L'acception de « menstrues » que reçut le pluriel règles (1690) relève, comme les emplois précédents, de l'idée de régularité : « ce qui se produit à intervalles réguliers » ; cette valeur du mot s'est détachée sémantiquement des autres emplois.
Le sens concret de règle est emprunté au latin (1317) ; en procèdent de nombreux emplois pour désigner des instruments scientifiques : règle à calcul (1842), règle logarithmique (1842), règle graduée (1893), règle d'appareil (1904).
■  Dans le langage technique moderne, le mot désigne une planchette épaisse dont le maçon se sert pour lisser une surface cimentée (1904), un instrument de plâtrier (1904, règle à manchette), d'ajusteur-mécanicien ou de vérificateur (1932), et l'organe de la machine à papier qui délimite l'épaisseur de la feuille (1964).
❏  RÉGLETTE n. f., diminutif d'abord appliqué à la petite aiguille d'un cadran (1415), désigne une petite règle, notamment en typographie au plomb, pour assembler les caractères (attesté en 1680).

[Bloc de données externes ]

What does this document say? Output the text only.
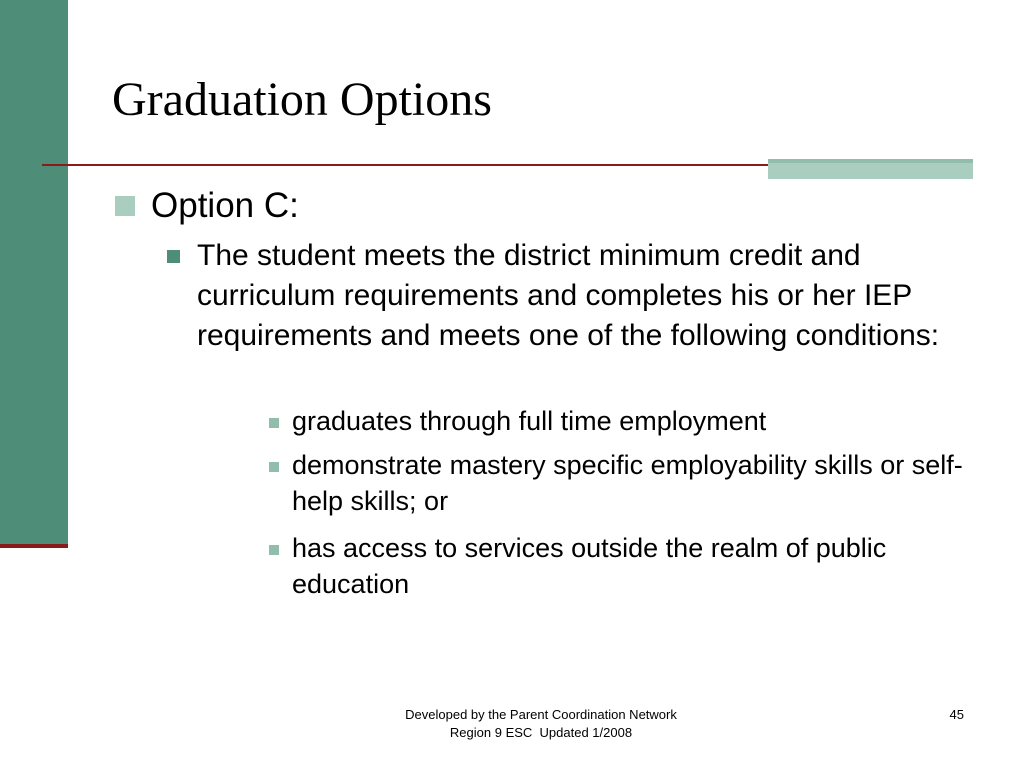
Graduation Options
Option C:
The student meets the district minimum credit and curriculum requirements and completes his or her IEP requirements and meets one of the following conditions:
graduates through full time employment
demonstrate mastery specific employability skills or self-help skills; or
has access to services outside the realm of public education
Developed by the Parent Coordination Network
Region 9 ESC  Updated 1/2008
45
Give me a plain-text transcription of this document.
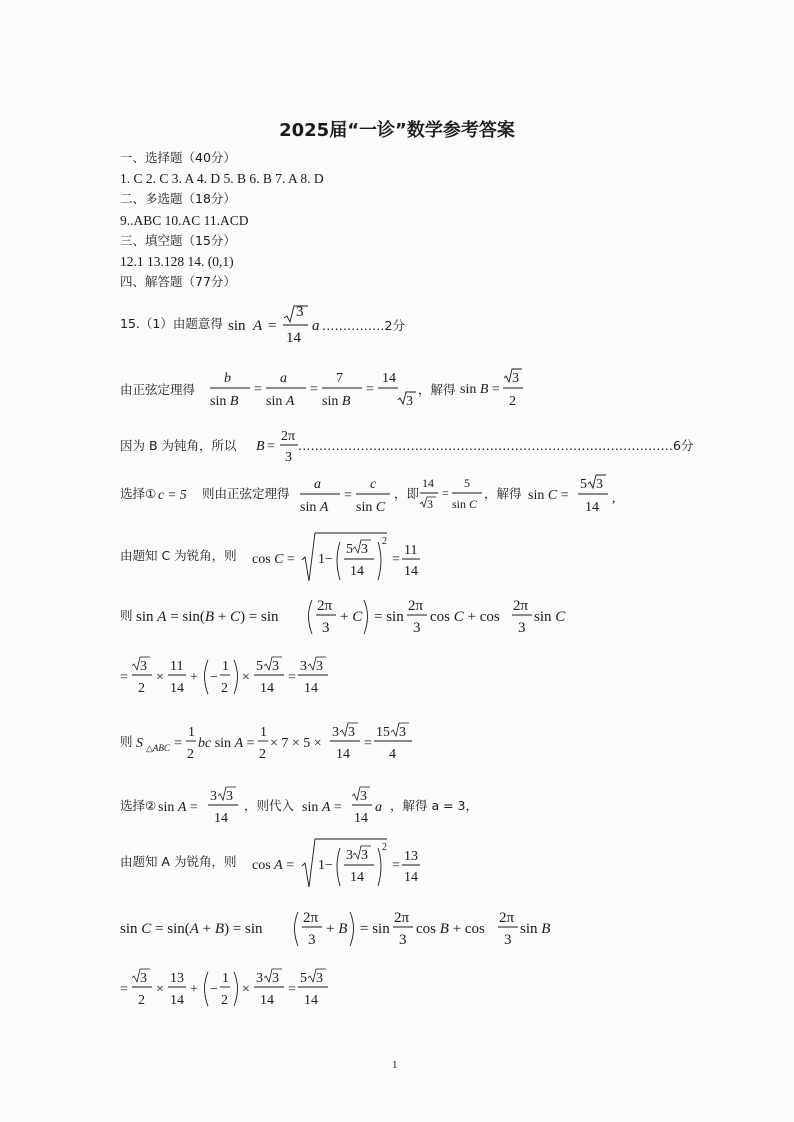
2025届“一诊”数学参考答案
一、选择题（40分）
1. C 2. C 3. A 4. D 5. B 6. B 7. A 8. D
二、多选题（18分）
9..ABC 10.AC 11.ACD
三、填空题（15分）
12.1 13.128 14. (0,1)
四、解答题（77分）
15.（1）由题意得 sin A =
3
14
a ……………2分
由正弦定理得
b
sin B
=
a
sin A
=
7
sin B
=
14
3
，解得 sin B =
3
2
因为 B 为钝角，所以 B =
2π
3
………………………………………………………………………………6分
选择① c = 5 则由正弦定理得
a
sin A
=
c
sin C
，即
14
3
=
5
sin C
，解得 sin C =
5 3
14
,
由题知 C 为锐角，则 cos C = 1−
5 3
14
2
=
11
14
则 sin A = sin(B + C) = sin
2π
3
+ C = sin
2π
3
cos C + cos
2π
3
sin C
=
3
2
×
11
14
+ −
1
2
×
5 3
14
=
3 3
14
则 S △ABC =
1
2
bc sin A =
1
2
× 7 × 5 ×
3 3
14
=
15 3
4
选择② sin A =
3 3
14
，则代入 sin A =
3
14
a ，解得 a = 3，
由题知 A 为锐角，则 cos A = 1−
3 3
14
2
=
13
14
sin C = sin(A + B) = sin
2π
3
+ B = sin
2π
3
cos B + cos
2π
3
sin B
=
3
2
×
13
14
+ −
1
2
×
3 3
14
=
5 3
14
1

■  Le dérivé le plus important est RÉGLER v. tr. (1278), apparu avec le sens figuré de « gouverner (qqn) » et, simultanément, le sens concret de « marquer (le papier) de droites tracées à la règle, puis imprimées » (1288). Le verbe a suivi un développement parallèle à celui de règle, les sens figurés étant aujourd'hui largement dominants. L'acception de « gouverner », aussi à la forme pronominale (déb. XIVe s., se rieugler « se gouverner »), est sortie d'usage au XIXe siècle. ◆  Le sens de « soumettre à des règles, contrôler, discipliner ses actions, ses pensées, ses sentiments » (v. 1350) est aujourd'hui littéraire ou archaïque, y compris avec la nuance de « soumettre à la mesure, modérer » (1640), qui était courante au XVIIe siècle. ◆  L'emploi pour « diriger en tant que règle ou principe » (1538), avec un sujet désignant une chose abstraite, s'est conservé dans l'usage littéraire, tandis que celui pour « servir de modèle, d'exemple » (av. 1742), qui procède du précédent, a disparu.

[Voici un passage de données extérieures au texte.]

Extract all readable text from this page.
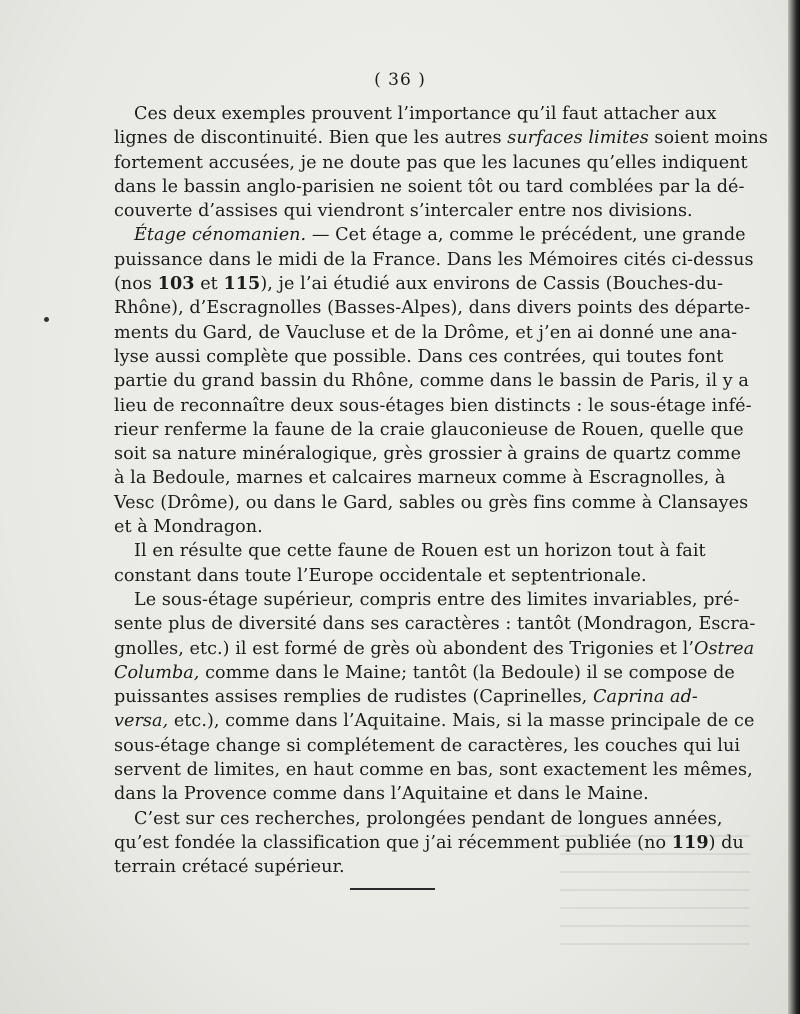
( 36 )
Ces deux exemples prouvent l’importance qu’il faut attacher aux
lignes de discontinuité. Bien que les autres surfaces limites soient moins
fortement accusées, je ne doute pas que les lacunes qu’elles indiquent
dans le bassin anglo-parisien ne soient tôt ou tard comblées par la dé-
couverte d’assises qui viendront s’intercaler entre nos divisions.
Étage cénomanien. — Cet étage a, comme le précédent, une grande
puissance dans le midi de la France. Dans les Mémoires cités ci-dessus
(nos 103 et 115), je l’ai étudié aux environs de Cassis (Bouches-du-
Rhône), d’Escragnolles (Basses-Alpes), dans divers points des départe-
ments du Gard, de Vaucluse et de la Drôme, et j’en ai donné une ana-
lyse aussi complète que possible. Dans ces contrées, qui toutes font
partie du grand bassin du Rhône, comme dans le bassin de Paris, il y a
lieu de reconnaître deux sous-étages bien distincts : le sous-étage infé-
rieur renferme la faune de la craie glauconieuse de Rouen, quelle que
soit sa nature minéralogique, grès grossier à grains de quartz comme
à la Bedoule, marnes et calcaires marneux comme à Escragnolles, à
Vesc (Drôme), ou dans le Gard, sables ou grès fins comme à Clansayes
et à Mondragon.
Il en résulte que cette faune de Rouen est un horizon tout à fait
constant dans toute l’Europe occidentale et septentrionale.
Le sous-étage supérieur, compris entre des limites invariables, pré-
sente plus de diversité dans ses caractères : tantôt (Mondragon, Escra-
gnolles, etc.) il est formé de grès où abondent des Trigonies et l’Ostrea
Columba, comme dans le Maine; tantôt (la Bedoule) il se compose de
puissantes assises remplies de rudistes (Caprinelles, Caprina ad-
versa, etc.), comme dans l’Aquitaine. Mais, si la masse principale de ce
sous-étage change si complétement de caractères, les couches qui lui
servent de limites, en haut comme en bas, sont exactement les mêmes,
dans la Provence comme dans l’Aquitaine et dans le Maine.
C’est sur ces recherches, prolongées pendant de longues années,
qu’est fondée la classification que j’ai récemment publiée (no 119) du
terrain crétacé supérieur.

■  Le sémantisme du verbe s'enrichit au XVIIe s. : régler sa conduite sur « agir en conformité avec qqn ou qqch. » (1640), au pronominal réfléchi se régler sur qqn (1640), sur qqch. (1644), idée qui était exprimée par se régler par qqn (v. 1460) et régler à qqn, à qqch. (fin XVIe s. et encore au XVIIe s.). Du sens de « fixer dans les détails, décider » (1629), on passe, avec un sujet désignant la chose qui règle, à « rendre (un processus) régulier, soumettre (qqch.) à un ordre, à un rythme » (av. 1854). ◆  Régler correspond aussi à « résoudre, trancher (une question délicate ou compliquée) » (1654) et se régler a signifié « se décider » (1662), sens sorti d'usage comme l'emploi transitif pour « mettre en ordre » (1685), « remettre d'accord (les gens) » (1679).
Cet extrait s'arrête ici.